3. See if you qualify for hardship assistance 

Depending on your financial situation, you may find some financial relief if you can’t afford an IRS payment plan through the Hardship Assistance program, Allec said. 

In order to qualify, you’ll need to submit proof of your assets and liabilities, such as your bank statement, monthly bills and income to show that you won’t be able to pay the balance in full anytime soon. 

Even though Experian, TransUnion and Equifax voluntarily decided to no longer report tax liens on your credit report, they’re still public records for creditors to see. And that can be damaging to your finances in the long run. 

5. Explore other repayment options

In some cases, using a credit card to pay your tax bill could make sense, especially if you have a 0% APR purchase offer. Just be aware that you’ll pay processing fees when paying with a credit card. But these fees could end up costing you less than the interest that could accrue on your tax debt long-term.

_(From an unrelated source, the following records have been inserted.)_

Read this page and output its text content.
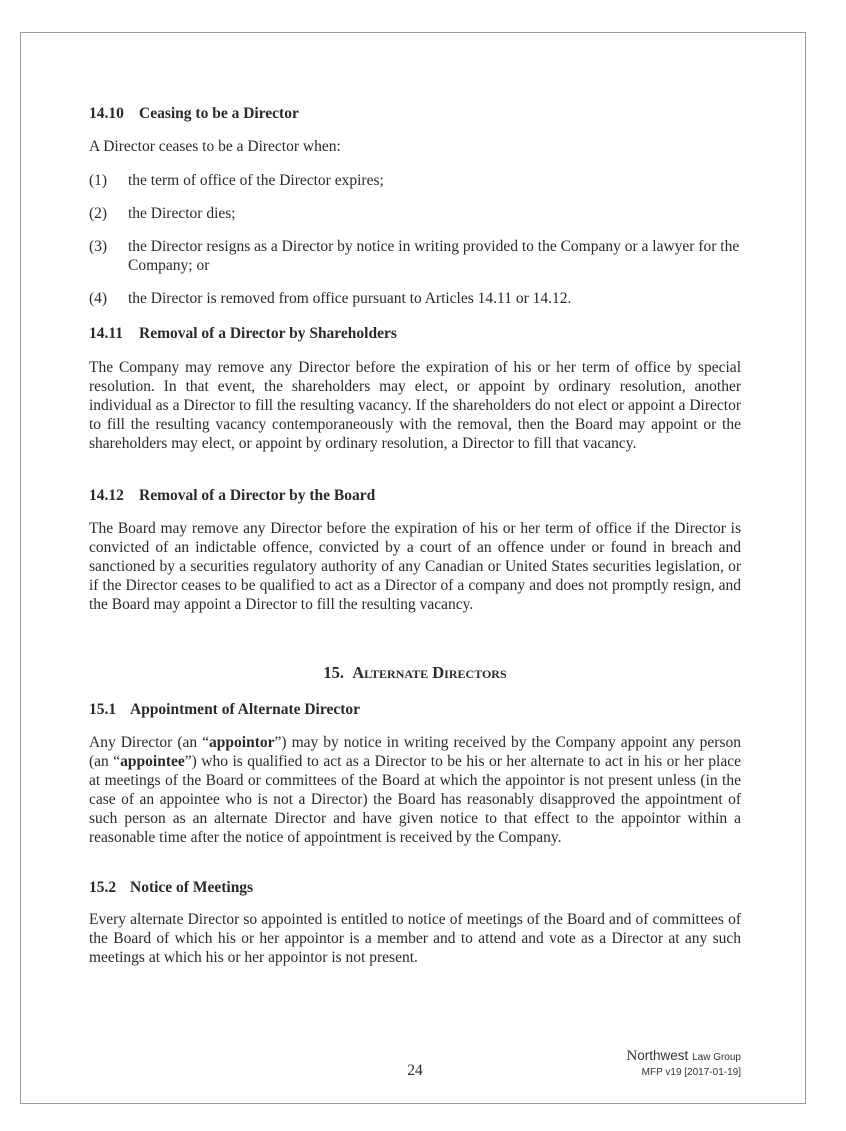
14.10 Ceasing to be a Director
A Director ceases to be a Director when:
(1) the term of office of the Director expires;
(2) the Director dies;
(3) the Director resigns as a Director by notice in writing provided to the Company or a lawyer for the Company; or
(4) the Director is removed from office pursuant to Articles 14.11 or 14.12.
14.11 Removal of a Director by Shareholders

The Company may remove any Director before the expiration of his or her term of office by special resolution. In that event, the shareholders may elect, or appoint by ordinary resolution, another individual as a Director to fill the resulting vacancy. If the shareholders do not elect or appoint a Director to fill the resulting vacancy contemporaneously with the removal, then the Board may appoint or the shareholders may elect, or appoint by ordinary resolution, a Director to fill that vacancy.

14.12 Removal of a Director by the Board

The Board may remove any Director before the expiration of his or her term of office if the Director is convicted of an indictable offence, convicted by a court of an offence under or found in breach and sanctioned by a securities regulatory authority of any Canadian or United States securities legislation, or if the Director ceases to be qualified to act as a Director of a company and does not promptly resign, and the Board may appoint a Director to fill the resulting vacancy.

15. Alternate Directors
15.1 Appointment of Alternate Director

Any Director (an “appointor”) may by notice in writing received by the Company appoint any person (an “appointee”) who is qualified to act as a Director to be his or her alternate to act in his or her place at meetings of the Board or committees of the Board at which the appointor is not present unless (in the case of an appointee who is not a Director) the Board has reasonably disapproved the appointment of such person as an alternate Director and have given notice to that effect to the appointor within a reasonable time after the notice of appointment is received by the Company.

15.2 Notice of Meetings

Every alternate Director so appointed is entitled to notice of meetings of the Board and of committees of the Board of which his or her appointor is a member and to attend and vote as a Director at any such meetings at which his or her appointor is not present.

24
Northwest Law Group
MFP v19 [2017-01-19]
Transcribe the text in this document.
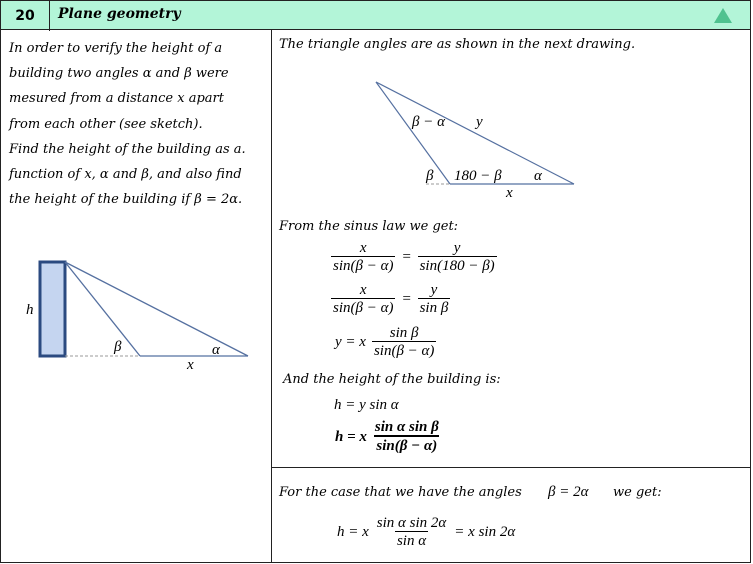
20	Plane geometry
In order to verify the height of a
building two angles α and β were
mesured from a distance x apart
from each other (see sketch).
Find the height of the building as a.
function of x, α and β, and also find
the height of the building if β = 2α.
h
β	α
x
The triangle angles are as shown in the next drawing.
β − α y
β 180 − β α
x
From the sinus law we get:
$\frac{x}{\sin(\beta - \alpha)} = \frac{y}{\sin(180 - \beta)}$
$\frac{x}{\sin(\beta - \alpha)} = \frac{y}{\text{sin β}}$
y = x $\frac{\text{sin β}}{\sin(\beta - \alpha)}$
And the height of the building is:
h = y sin α
h = x $\frac{\text{sin α sin β}}{\sin(\beta - \alpha)}$
For the case that we have the angles β = 2α we get:
h = x $\frac{\text{sin α sin 2α}}{\text{sin α}} = x$ sin 2α
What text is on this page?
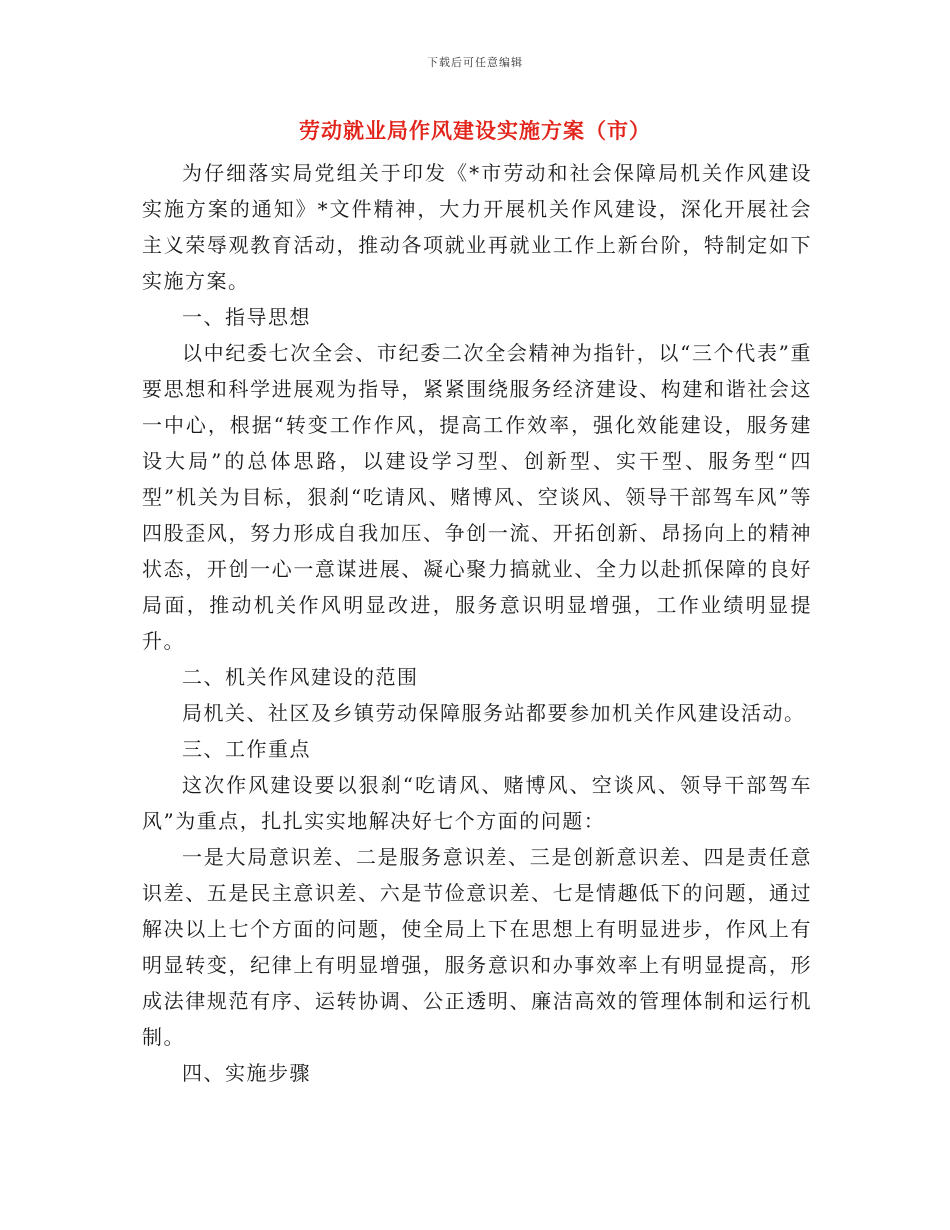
下载后可任意编辑
劳动就业局作风建设实施方案（市）

为仔细落实局党组关于印发《*市劳动和社会保障局机关作风建设实施方案的通知》*文件精神，大力开展机关作风建设，深化开展社会主义荣辱观教育活动，推动各项就业再就业工作上新台阶，特制定如下实施方案。

一、指导思想

以中纪委七次全会、市纪委二次全会精神为指针，以“三个代表”重要思想和科学进展观为指导，紧紧围绕服务经济建设、构建和谐社会这一中心，根据“转变工作作风，提高工作效率，强化效能建设，服务建设大局”的总体思路，以建设学习型、创新型、实干型、服务型“四型”机关为目标，狠刹“吃请风、赌博风、空谈风、领导干部驾车风”等四股歪风，努力形成自我加压、争创一流、开拓创新、昂扬向上的精神状态，开创一心一意谋进展、凝心聚力搞就业、全力以赴抓保障的良好局面，推动机关作风明显改进，服务意识明显增强，工作业绩明显提升。

二、机关作风建设的范围

局机关、社区及乡镇劳动保障服务站都要参加机关作风建设活动。

三、工作重点

这次作风建设要以狠刹“吃请风、赌博风、空谈风、领导干部驾车风”为重点，扎扎实实地解决好七个方面的问题：

一是大局意识差、二是服务意识差、三是创新意识差、四是责任意识差、五是民主意识差、六是节俭意识差、七是情趣低下的问题，通过解决以上七个方面的问题，使全局上下在思想上有明显进步，作风上有明显转变，纪律上有明显增强，服务意识和办事效率上有明显提高，形成法律规范有序、运转协调、公正透明、廉洁高效的管理体制和运行机制。

四、实施步骤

You should cover your tax bill with a credit card only if you know you can repay the balance within a few months or before the introductory APR period expires. Otherwise, it’s not worth it. Credit card APRs are over 20% on average right now, and that high level of interest will quickly pile on to your existing tax debt.

You might also consider a personal loan or pulling from emergency savings. Just weigh the benefits and risks before jumping into a new financial agreement. If you can pay your tax bill within six months with the IRS installment plan, it’s generally the option that will save you the most money in fees and interest.